La mi-carême c'est précisément ce moment où le fils prodigue accablé par la famine décide de se lever et de retourner vers son père et, pour le père, c'est exactement cet instant où il aperçoit son fils revenir au loin : « mon fils que voilà était mort, et il est revenu à la vie ». Quel soulagement pour le fils de voir la joie de son père de loin ; et quelle joie pour nous aujourd'hui de nous souvenir de ce soulagement.

 

Essayons d'encore mieux saisir cet instant : le fils a gaspillé l'héritage de son père en vain ; il a sombré dans la déchéance jusqu'à désirer disputer leur nourriture aux porcs ; il ne s'estime plus digne d'être considéré comme fils ; indigne de l'amour de Dieu. Il est pétri de honte. Et pourtant, il trouve le courage de se lever et de retourner vers son Père, le courage d'affronter sa honte ; le courage d'une démarche de réconciliation. Il ne le sait pas encore, mais à ce moment précis, sa vie se tourne à nouveau vers la joie – la joie de son père qui le voit revenir, une joie débordante qui demande d'apporter le plus beau vêtement pour l’habiller, de tuer le veau gras, de manger et de festoyer.

 

Le dimanche de Lætare symbolise cet instant de toutes les traversées du désert dans notre vie ; précisément ce moment où la délivrance apparaît enfin en vue ; quand la vigie de notre cœur entrevoit à nouveau la terre de son repos ; quand l'espérance reprend subrepticement le dessus sur la tristesse ; quand nous entrevoyons à nouveau possible la réconciliation avec la tendresse du Père.

 

Et devant nos yeux, c'est alors l'image d'un Père débordant de joie qui se présente. Il y a une exubérance de Dieu à nous voir revenir vers lui.
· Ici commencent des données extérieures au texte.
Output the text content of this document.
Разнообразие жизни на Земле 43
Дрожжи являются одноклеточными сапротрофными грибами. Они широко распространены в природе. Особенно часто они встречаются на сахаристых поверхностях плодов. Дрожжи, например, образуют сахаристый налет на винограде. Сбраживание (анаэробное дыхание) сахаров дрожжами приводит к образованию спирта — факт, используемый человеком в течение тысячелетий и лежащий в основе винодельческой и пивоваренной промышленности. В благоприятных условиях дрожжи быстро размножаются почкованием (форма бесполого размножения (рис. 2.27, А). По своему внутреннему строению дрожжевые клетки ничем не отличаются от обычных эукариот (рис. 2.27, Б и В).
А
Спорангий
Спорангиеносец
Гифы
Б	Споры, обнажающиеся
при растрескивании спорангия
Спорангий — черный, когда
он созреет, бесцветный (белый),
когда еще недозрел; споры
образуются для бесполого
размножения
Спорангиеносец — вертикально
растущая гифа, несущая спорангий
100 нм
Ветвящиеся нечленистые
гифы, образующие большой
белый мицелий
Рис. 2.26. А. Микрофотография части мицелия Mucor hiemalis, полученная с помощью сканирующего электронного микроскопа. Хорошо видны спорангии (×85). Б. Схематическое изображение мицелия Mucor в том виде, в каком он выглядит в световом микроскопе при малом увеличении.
C'est déjà cet avant-goût de la fête qui se présente à nous aujourd'hui. « Goûtez et voyez comme est bon le Seigneur ! » disait le répons du psaume.

 

Nous sommes encore dans l'effort, c'est vrai. Et on peut rapprocher cet effort de celui de se tourner vers le sacrement de réconciliation, cet effort du fils qui se lève et repars enfin vers son père, qui vainc la honte et ressuscite ainsi déjà à la vie. La mi-carême nous invite à redécouvrir que cet effort s'imprègne déjà de joie.

 

Le dimanche de Lætare est en soi une première anticipation de Pâque ; c'est le jour où se célèbre l'avant goût de la résurrection, le jour où l'exubérant amour du Père envers nous revient à notre esprit – précisément l'instant où la joie, après les larmes et la souffrance, ressurgit.

 

Alors si vous êtes inscrits dans une démarche de carême, faites de ce jour – je vous en prie – un jour de fête ; faites de ce jour un jour de joie ; un jour où vous méditez sur le sentiment de délivrance ; un jour où vous vous penchez sur la résurrection, en vous, de la joie.

 

« Réjouis-toi, Jérusalem ! Exultez en elle, vous tous qui l’aimez ! Avec elle, soyez pleins d’allégresse, vous tous qui la pleuriez ! » Car c'est aujourd'hui la joie du fils prodigue et ce sera demain la joie du Fils ressuscité. Notre Père est là qui nous attends ; le Christ a déjà commencé à nous réconcilier avec Lui.

 

Aujourd'hui, particulièrement, soyez donc dans la joie.